The increased incidence of invasive mycoses and the emerging problem of antifungal drug resistance have encouraged the search for new antifungal agents or effective combinations of existing drugs. Infections due to Candida albicans are usually treated with azole antifungals such as fluconazole, ketoconazole or itraconazole. Whilst azoles may have little or no toxicity, they generally offer rather poor fungicidal activity. Even in the absence of resistance, treatment failures or recurrent infections are not uncommon, especially in immunocompromised individuals.
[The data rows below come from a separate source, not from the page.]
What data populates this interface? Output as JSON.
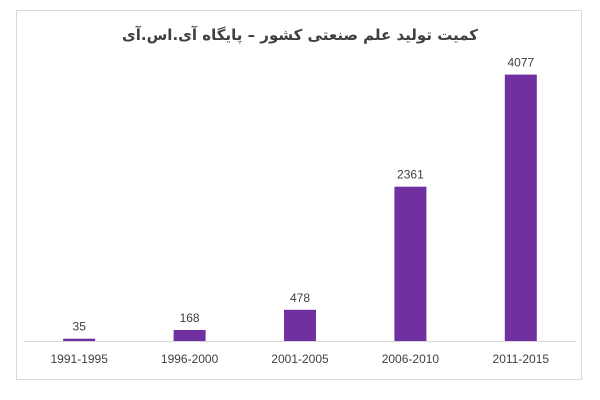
{
  "chart_data": {
    "type": "bar",
    "title": "کمیت تولید علم صنعتی کشور – پایگاه آی.اس.آی",
    "xlabel": "",
    "ylabel": "",
    "categories": [
      "1991-1995",
      "1996-2000",
      "2001-2005",
      "2006-2010",
      "2011-2015"
    ],
    "values": [
      35,
      168,
      478,
      2361,
      4077
    ],
    "ylim": [
      0,
      4300
    ],
    "grid": false,
    "legend": "none",
    "bar_color": "#7030a0",
    "axis_color": "#d9d9d9",
    "text_color": "#404040"
  }
}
Here we demonstrate that the non-classical antifolate pyrimethamine shows synergy with azole antifungal compounds and interferes with the ergosterol biosynthesis pathway in C. albicans. By disturbing folate metabolism in this fungus, pyrimethamine can inhibit ergosterol production. The molecular connection between the folic acid cycle and the ergosterol biosynthesis pathway is discussed and we show that the filamentous form of this fungus is more susceptible to methotrexate than the yeast form because the drug is more effectively transported through the membrane of the filamentous form. When used to treat the hyphal form, methotrexate showed synergy with other antifungals such as azoles and terbinafine. This finding could have important clinical applications, as a combination of azoles with antifolates and/or inhibitors of folic acid synthesis could represent an attractive alternative for the treatment of C. albicans infections.